W. Eugene Smith: A Life in Pictures
In 1978, Life magazine photojournalist W. Eugene Smith died at age 59 in Tucson, Arizona where he had moved the year before. He left behind a vast and rich archive of correspondence, his own research material, negatives, proof prints, and audio recordings. The Center for Creative Photography is presenting 45 of Smith’s photographs as an opportunity to think about what conditions promote interdisciplinary engagement.
Wonders and Witness: Contemporary Photography from Korea
Wonders and Witness: Contemporary Photography from Korea presents more than 80 works of 12 Korean photographers, including including Bang Byoungsang, Chung Chuha, Gwon Doyeon, Kim Mi-Hyun, Kim Oksun, Kim Seunggu, Kim Taedong, Nikki S. Lee, Lee Sunmin, Oh Heinkuhn, Area Park, and Yoon JeongMee.
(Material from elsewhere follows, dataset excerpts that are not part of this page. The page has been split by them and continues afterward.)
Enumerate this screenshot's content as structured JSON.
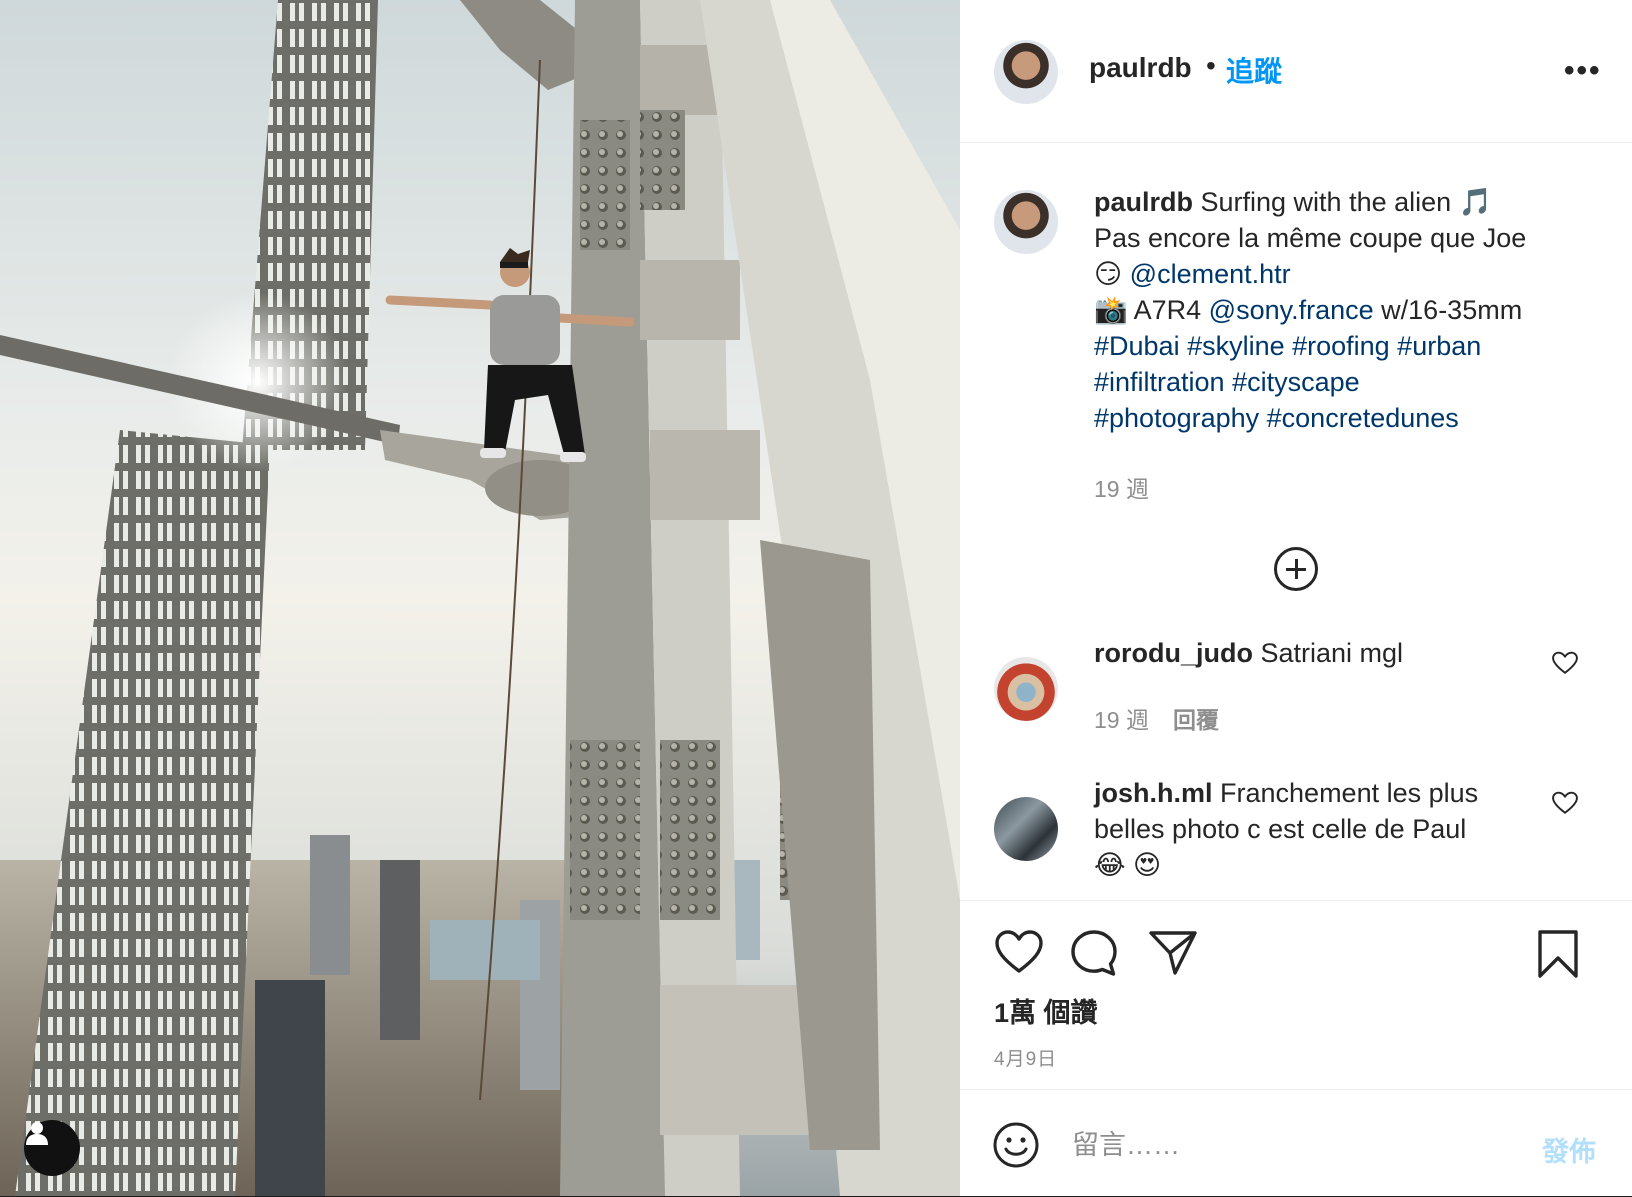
{
  "post": {
    "username": "paulrdb",
    "separator": "•",
    "follow_label": "追蹤",
    "more_icon": "more-horizontal-icon",
    "more_label": "•••"
  },
  "caption": {
    "username": "paulrdb",
    "line1": " Surfing with the alien 🎵",
    "line2": "Pas encore la même coupe que Joe",
    "line3_emoji": "😏 ",
    "line3_mention": "@clement.htr",
    "line4_prefix": "📸 A7R4 ",
    "line4_mention": "@sony.france",
    "line4_suffix": " w/16-35mm",
    "hashtags_line1": "#Dubai #skyline #roofing #urban",
    "hashtags_line2": "#infiltration #cityscape",
    "hashtags_line3": "#photography #concretedunes",
    "time": "19 週"
  },
  "load_more_icon": "plus-circle-icon",
  "comments": [
    {
      "username": "rorodu_judo",
      "text": " Satriani mgl",
      "time": "19 週",
      "reply": "回覆"
    },
    {
      "username": "josh.h.ml",
      "text": " Franchement les plus belles photo c est celle de Paul",
      "emojis": "😂 😍"
    }
  ],
  "actions": {
    "like_icon": "heart-icon",
    "comment_icon": "comment-icon",
    "share_icon": "paper-plane-icon",
    "save_icon": "bookmark-icon"
  },
  "likes": "1萬 個讚",
  "date": "4月9日",
  "compose": {
    "emoji_icon": "smiley-icon",
    "placeholder": "留言……",
    "post_label": "發佈"
  },
  "colors": {
    "link": "#00376b",
    "follow": "#0095f6",
    "post_disabled": "#b2dffc",
    "muted": "#8e8e8e"
  }
}
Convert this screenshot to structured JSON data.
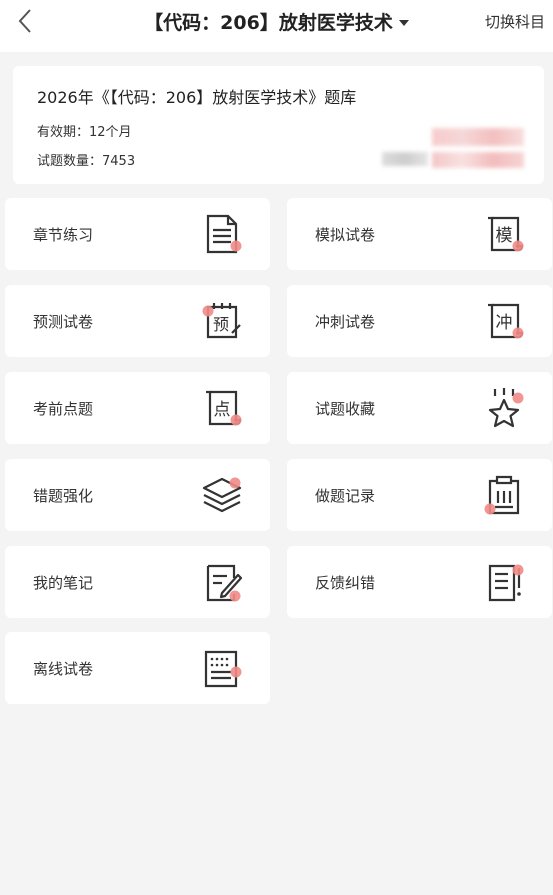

Laura Aguilar: Nudes in Nature
Laura Aguilar: Nudes in Nature is the first exhibition to bring together nearly 60 photographic works from five series of nude self-portraits by the groundbreaking photographer Laura Aguilar (1959–2018). Co-organized by the Center for Creative Photography, the exhibition considers how Aguilar used the photographic medium and her body to subvert Western beauty standards and upend the relationship between the female form and the landscape.
Lebohang Kganye: Shall You Return Everything, but the Burden
Who owns the documents and images in an archive? Who owns the objects in a museum and what should be done with them? Such questions make the ethnological museum in particular one of the most controversial spaces of our time. And this the very space the South African artist Lebohang Kganye addresses in her work with Shall You Return Everything, but the Burden.